Un hombre del vecindario se erigió en el DJ del patio, vivía en el segundo piso del edificio de enfrente. Sacaba un pequeño altavoz muy potente a la ventana e invariablemente todas las tardes, a las ocho en punto, nos ponía música. Lo primero, el himno de España y luego cada día la música que le parecía bien. Nos enganchó a todos con la canción Resistiré, que se convirtió en el himno de la pandemia. Por unos minutos podía sentir alivio, esperanza, fuerzas para seguir adelante. Una tarde la dejó de pinchar. Imaginé que no le gustaba demasiado. La gente del patio se la pedía a voces cada tarde, pero él no hacía caso. Otro grupo le gritaba que no quería el himno de España, aun así, él lo seguía haciendo sonar. Todo esto me empezó a molestar mucho de aquel tipo, hasta le cogí manía.

En la mañana del día 62 de confinamiento, cuando sacudía un trapo con migas por la ventana de la cocina, lo vi fumando. Me saludó y le contesté. Tenía unos 40 años, sería más o menos de mi edad. Era ingeniero químico y estaba teletrabajando. Le conté que yo trabajaba en una empresa de distribución de cosmética, que viajaba mucho y que este encierro me iba a volver loca. Necesitaba salir, no aguantaba más. Él parecía llevar mejor el encierro que yo. También estaba solo. No era muy hablador. Enseguida se metió en su casa.

Esa tarde a las ocho se repitió ya muy mermado el ritual del aplauso y la música. El ánimo decaía ante los oídos sordos del DJ a las peticiones vecinales, casi todos se habían cansado. Los pocos que salieron ese día se metieron rápido a sus casas. Las noticias diarias con los datos de los fallecidos seguían siendo demasiado trágicas. Se escuchó el Ave María de Schubert. Mientras la voz de la soprano invadía el patio, yo pensaba que aquella melodía, aun siendo una belleza, no era lo que se necesitaba en ese momento. Las lágrimas se me desbocaban. Era necesaria una música alegre que ayudase a levantar el ánimo. Cuando acabaron los últimos acordes, me quedé observando cómo el vecino guardaba el altavoz en su funda de tela verde antes de meterse en casa y cerrar su ventana.

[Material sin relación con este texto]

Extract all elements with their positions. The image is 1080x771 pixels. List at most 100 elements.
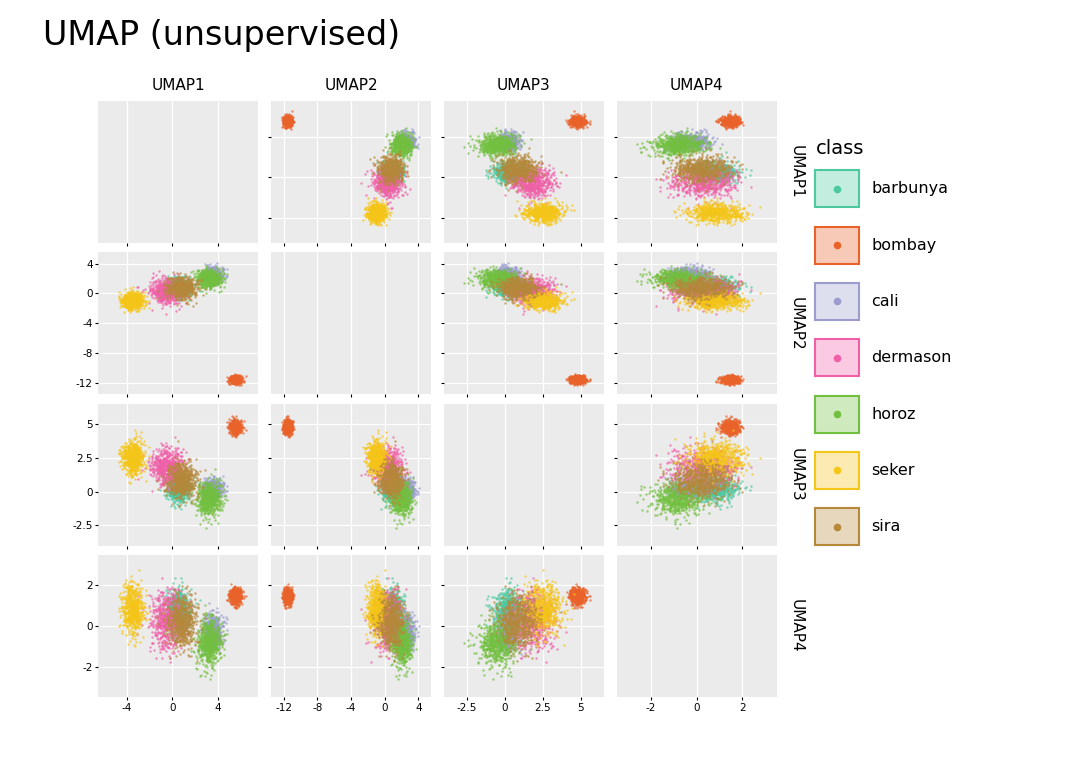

Él se dio cuenta. De forma brusca me dijo si quería pasar a su casa. Me puse roja, lo noté de inmediato. Me dio miedo y se lo dije. Él se rio a carcajadas.

–¡Vamos, no me seas remilgada! –dijo–. No seas tonta, llevamos aquí encerrados demasiados días.

Sin pensarlo, asentí con la cabeza. Bajé a la calle, di la media vuelta a la manzana y me planté delante del portal del vecino. No sabía cómo se llamaba. Me temblaban las manos. Me sentía una delincuente violando la ley, una insolidaria, una loca. Toqué con la punta de la llave de mi casa los botones correspondientes a las letras A y B del segundo piso. Al instante, una voz me dijo:

–Sube, es el segundo B, de Barcelona.

Empujé la puerta con el codo, subí por las escaleras, sin rozar la barandilla ni las paredes. Me abrió la puerta antes de llegar a su rellano. Entré. Nos miramos a los ojos sin decir palabra. Nos besamos. De forma urgente, nuestras ropas volaron por los aires, nuestros cuerpos enlazados rodaron sobre la alfombra, nos dimos golpes con las patas de los muebles. Sentía pánico y a la vez un deseo desconocido por aquel extraño que podría estar contagiado. Yo también podría estarlo.

Cuando nuestras respiraciones fueron volviendo a la normalidad, tumbados en el suelo, nos miramos de reojo. En silencio, me levanté, cogí mi ropa, me vestí. Él no dijo nada. El golpe de la puerta tras de mí sonó triste. Volví a casa.

La tarde siguiente a las ocho, el vecino DJ no apareció en su ventana del patio.